精神科・心療内科 渋谷区恵比寿の心療内科・精神科|ハロスキンクリニック恵比寿院 精神科・心療内科 コラム

仕事をしながら「気分が沈んでいるかも」と感じたら?-公認心理師が教える状況に応じた対応策

みなさんは最近、「仕事中に思うように集中できない」「夜なかなか眠れない、常に疲れを感じる」「朝の準備が以前にも増して時間がかかる」「休日に趣味に没頭できなくなった」といった経験はありませんか?

こうした感覚をオンラインで利用できる簡単なうつ状態診断ツールで確かめてみると、「うつ状態の可能性あり、専門の医療機関を受診することをお勧めします」といった結果が示されることがあります。

そうなると…

「この気分の落ち込みはうつ病なのだろうか?」

「もしうつ病だとしたら、これからどうなるんだろう…」

「周りにも休職している人がいるけれど…」

「たくさんの薬を服用することになるのかな…?」

「もし休職することになったら、今担当している業務はどうなるのだろう…」

「少しの間休めば回復するかもしれないけど、このままでは…」

と、不安や悩みがぐるぐると頭の中を巡ることになります。

しかし、気分が沈んだと感じた時に、必ずしも多くの薬や長期間の休息が必要なわけではありません。私は人事担当者やカウンセラーとして、うつ病やその他の精神的な問題を抱える方々へのサポートに携わってきました。その経験から、その人の状況や職場の環境に応じて、取るべき行動は異なると考えています。

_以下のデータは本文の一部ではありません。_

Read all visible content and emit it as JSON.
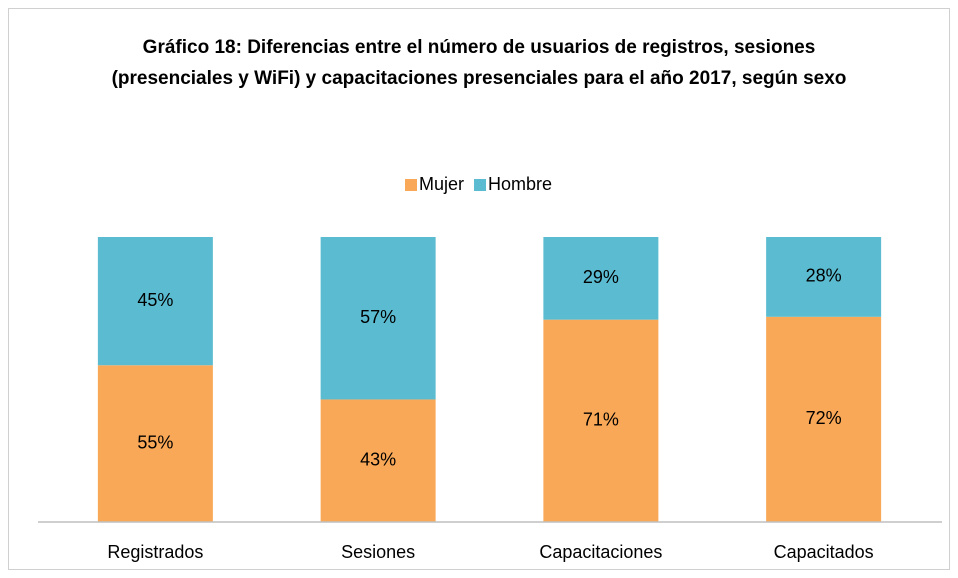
{
  "chart_data": {
    "type": "stacked_bar",
    "title": "Gráfico 18: Diferencias entre el número de usuarios de registros, sesiones (presenciales y WiFi) y capacitaciones presenciales para el año 2017, según sexo",
    "categories": [
      "Registrados",
      "Sesiones",
      "Capacitaciones",
      "Capacitados"
    ],
    "series": [
      {
        "name": "Mujer",
        "color": "#f9a857",
        "values": [
          55,
          43,
          71,
          72
        ],
        "value_labels": [
          "55%",
          "43%",
          "71%",
          "72%"
        ]
      },
      {
        "name": "Hombre",
        "color": "#5bbcd1",
        "values": [
          45,
          57,
          29,
          28
        ],
        "value_labels": [
          "45%",
          "57%",
          "29%",
          "28%"
        ]
      }
    ],
    "ylim": [
      0,
      100
    ],
    "legend": "top"
  }
}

気分が沈んでいる時、心と体に現れるサインを見逃さず、次のステップを踏んでみましょう。

うつっぽい状態を感じた時は、まず精神科や心療内科、メンタルクリニックへの受診が推奨されます。これらの専門機関では、うつ症状の原因が内科的な疾患や薬物の影響によるものかどうかを見極めるための採血や検査を実施することがあります。そのため、早期にこれらの医療機関にアクセスすることで、適切な診断と治療を受けることが可能になります。

もし、特定の検査が行われなかった場合には、不安を感じることもあるでしょう。その際は、主治医に相談して血液検査などの追加的な検査を依頼することも一つの選択肢です。「精神科への受診に抵抗がある」という人は、初めにかかりつけ医や総合病院へ相談することも有効です。これらの医療機関は必要に応じて精神科への受診を促してくれます。

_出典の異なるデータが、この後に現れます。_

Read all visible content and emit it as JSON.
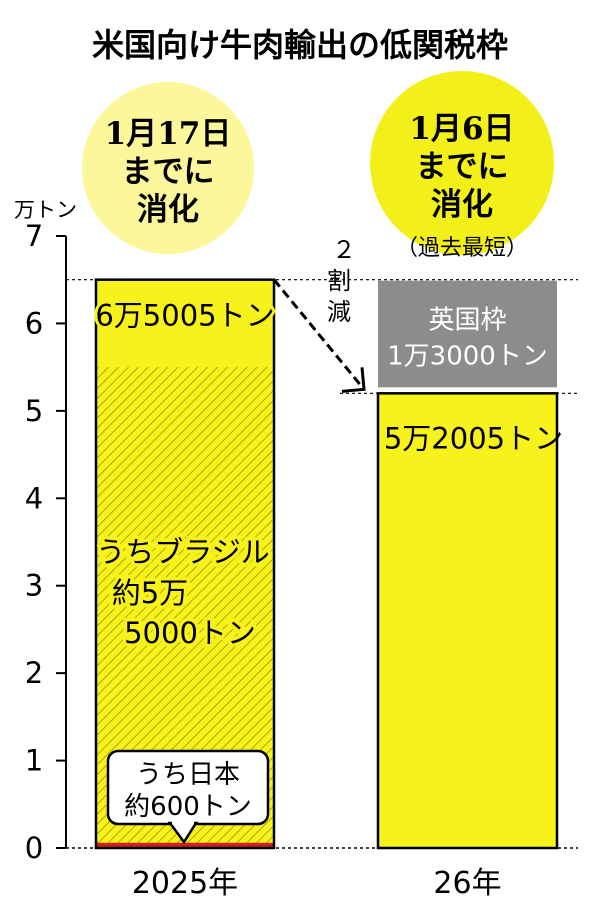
{
  "chart_data": {
    "type": "bar",
    "title": "米国向け牛肉輸出の低関税枠",
    "unit_label": "万トン",
    "categories": [
      "2025年",
      "26年"
    ],
    "ylim": [
      0,
      7
    ],
    "yticks": [
      "0",
      "1",
      "2",
      "3",
      "4",
      "5",
      "6",
      "7"
    ],
    "series": [
      {
        "values": [
          6.5005,
          5.2005
        ]
      }
    ],
    "stack_2026": {
      "label_line1": "英国枠",
      "label_line2": "1万3000トン",
      "value": 1.3
    },
    "bar_labels": [
      "6万5005トン",
      "5万2005トン"
    ],
    "breakdown_2025": {
      "brazil": {
        "line1": "うちブラジル",
        "line2": "約5万",
        "line3": "5000トン",
        "value": 5.5
      },
      "japan": {
        "line1": "うち日本",
        "line2": "約600トン",
        "value": 0.06
      }
    },
    "bubbles": [
      {
        "line1": "1月17日",
        "line2": "までに",
        "line3": "消化"
      },
      {
        "line1": "1月6日",
        "line2": "までに",
        "line3": "消化",
        "note": "（過去最短）"
      }
    ],
    "reduction": {
      "num": "２",
      "text1": "割",
      "text2": "減"
    },
    "colors": {
      "bar": "#f7f21b",
      "bubble_2025": "#fbf79a",
      "bubble_2026": "#f3ef19",
      "uk": "#8c8c8c",
      "japan": "#cf1f1f",
      "hatch": "#9a9400"
    }
  }
}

重要なのは、医療機関への受診を避けず、早期に治療を始めることです。症状を放置すると、病状の悪化やさらに深刻な精神的な問題につながることがあります。特に、意欲の低下や深刻な身体的な症状が出始め、「生きる意欲を失う」「自死を考える」などの重い思考が現れる可能性もあります。

心が重たい日々:専門医の診察が求められるタイミング

うつっぽい状態を感じたとき、療養が必要になるケースを理解することは非常に大切です。そして、医師に適切な情報を提供することが、適切な診断と治療につながります。精神疾患の診察では、血液検査のように物理的なデータだけでなく、患者さんの話から症状や状態を理解することが重要です。診察の際に医師に伝えるべき情報には、以下のようなものがあります。

症状の種類と程度:気分の落ち込み、不安、無気力、集中力の低下、食欲の変化、睡眠の質や時間の変化など、具体的な症状とその程度を伝えます。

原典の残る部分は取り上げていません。